Oliver Kapanen traverse probablement l’été le plus exigeant de sa jeune carrière.
Pour un joueur de seulement 22 ans qui vient tout juste de faire ses premiers pas dans la LNH, les derniers mois n’ont rien d’un long fleuve tranquille. Les attentes ont explosé rapidement à Montréal après une saison au-delà de ce que plusieurs imaginaient.
Son intelligence sur la glace, son sens du jeu et sa maturité ont convaincu bien des partisans qu’il pouvait devenir une pièce importante de l’avenir du Canadien.
Le problème, c’est que sa valeur ne cesse de grimper.
Chaque fois qu’un gros nom apparaît sur le marché des transactions, celui d’Oliver Kapanen revient immédiatement dans les discussions.

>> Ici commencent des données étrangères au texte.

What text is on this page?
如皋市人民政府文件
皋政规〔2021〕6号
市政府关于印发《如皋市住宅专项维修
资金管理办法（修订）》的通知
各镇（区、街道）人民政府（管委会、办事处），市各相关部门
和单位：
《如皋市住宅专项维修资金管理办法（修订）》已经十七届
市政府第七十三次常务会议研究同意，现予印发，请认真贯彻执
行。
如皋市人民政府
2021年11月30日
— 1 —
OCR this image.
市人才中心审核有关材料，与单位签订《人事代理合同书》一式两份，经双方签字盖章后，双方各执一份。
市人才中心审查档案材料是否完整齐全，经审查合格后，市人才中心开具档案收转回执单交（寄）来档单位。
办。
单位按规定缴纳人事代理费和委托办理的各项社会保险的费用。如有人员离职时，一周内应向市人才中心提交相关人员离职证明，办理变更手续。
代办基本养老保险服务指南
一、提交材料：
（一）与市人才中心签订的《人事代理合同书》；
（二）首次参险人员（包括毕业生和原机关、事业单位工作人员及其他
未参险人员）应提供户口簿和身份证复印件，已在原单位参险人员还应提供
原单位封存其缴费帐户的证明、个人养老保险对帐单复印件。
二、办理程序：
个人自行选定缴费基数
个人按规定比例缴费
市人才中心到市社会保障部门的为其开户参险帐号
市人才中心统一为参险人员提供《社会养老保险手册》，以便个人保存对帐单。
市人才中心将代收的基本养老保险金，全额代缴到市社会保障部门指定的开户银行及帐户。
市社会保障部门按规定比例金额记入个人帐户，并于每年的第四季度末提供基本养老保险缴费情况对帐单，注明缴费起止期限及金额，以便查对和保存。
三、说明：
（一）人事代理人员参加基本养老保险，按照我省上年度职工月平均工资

Kirill Marchenko, Shane Wright, Rickard Rakell, Bryan Rust, Matthew Knies… peu importe le dossier, le jeune Finlandais se retrouve constamment au cœur des spéculations.
Ce n’est jamais simple pour un joueur qui tente simplement de préparer sa prochaine saison.
Au fil des semaines, Oliver Kapanen est presque devenu le nom qu’on sort automatiquement dès qu’il est question d’aller chercher un gros joueur...
Impossible d’ouvrir les réseaux sociaux sans tomber sur une nouvelle publication qui l’envoie dans une autre ville. Une journée, il ferait ses valises pour Columbus. Le lendemain, ce serait Seattle. Quelques heures plus tard, Pittsburgh ou Toronto reviennent dans le décor.
Cette réalité peut rapidement devenir épuisante mentalement.
À cela s’ajoute une autre pression qui grandit tranquillement au sein de l’organisation.
Kent Hughes et Jeff Gorton continuent de chercher activement un véritable deuxième centre capable d’évoluer derrière Nick Suzuki et de compléter un trio avec Ivan Demidov. Depuis plusieurs semaines, le Canadien explore toutes les possibilités afin de trouver cette solution.
En parallèle, toute l’attention demeure tournée vers Michael Hage.
L’organisation aimerait le convaincre de quitter le Michigan plus rapidement que prévu afin de commencer son parcours professionnel dès cette saison. Le jeune centre, lui, préfère poursuivre son développement dans la NCAA avant de faire le saut.
Cette situation envoie tout de même un message clair.
Le Canadien prépare déjà l’avenir au centre.
Même si Hage décide finalement de retourner une année supplémentaire à l’université, tout indique qu’il représente le projet prioritaire de l’organisation pour les prochaines saisons. Pendant ce temps, Nick Suzuki demeure solidement installé au sommet de la hiérarchie, Jake Evans occupe un rôle bien précis et plusieurs scénarios de transactions continuent d’être étudiés.
Oliver Kapanen se retrouve donc au milieu de cette équation.
Son poste dans la Ligue nationale n’est pas remis en question. Il a démontré qu’il pouvait contribuer et qu’il possédait les qualités recherchées dans le hockey moderne. Son adaptation mérite d’ailleurs d’être soulignée. Passer du calendrier européen au rythme de la LNH représente un immense défi, et Kent Hughes lui-même avait expliqué que cette transition demandait souvent une période d’ajustement importante.
Malgré cela, Kapanen a répondu présent.
Le paradoxe est intéressant.
Plus il progresse, plus sa valeur augmente. Plus sa valeur augmente, plus les autres équipes le réclament lorsqu’elles négocient avec le Canadien.
C’est exactement ce qui rend son été aussi particulier.
D’un côté, Montréal peut encore croire qu’il deviendra un excellent centre capable d’aider l’organisation pendant de nombreuses années.
De l’autre, cette valeur pourrait permettre à Kent Hughes d’aller chercher le joueur d’impact qui manque toujours à son attaque.
Voilà pourquoi le plan du directeur général place involontairement Kapanen dans une position délicate. Le Canadien veut améliorer immédiatement son top-6 sans compromettre son avenir, mais il faut souvent accepter de céder un jeune joueur prometteur pour obtenir un talent établi.
Personne ne sait encore quelle direction prendra Kent Hughes.
Une chose demeure certaine : tant que le Canadien poursuivra sa quête d’un deuxième centre ou d’un attaquant de premier plan, Oliver Kapanen continuera de voir son nom circuler dans les plus importantes rumeurs de transactions de la LNH.
Et pour un jeune joueur qui tente simplement de bâtir sa place à Montréal, cet été est loin d’être terminé.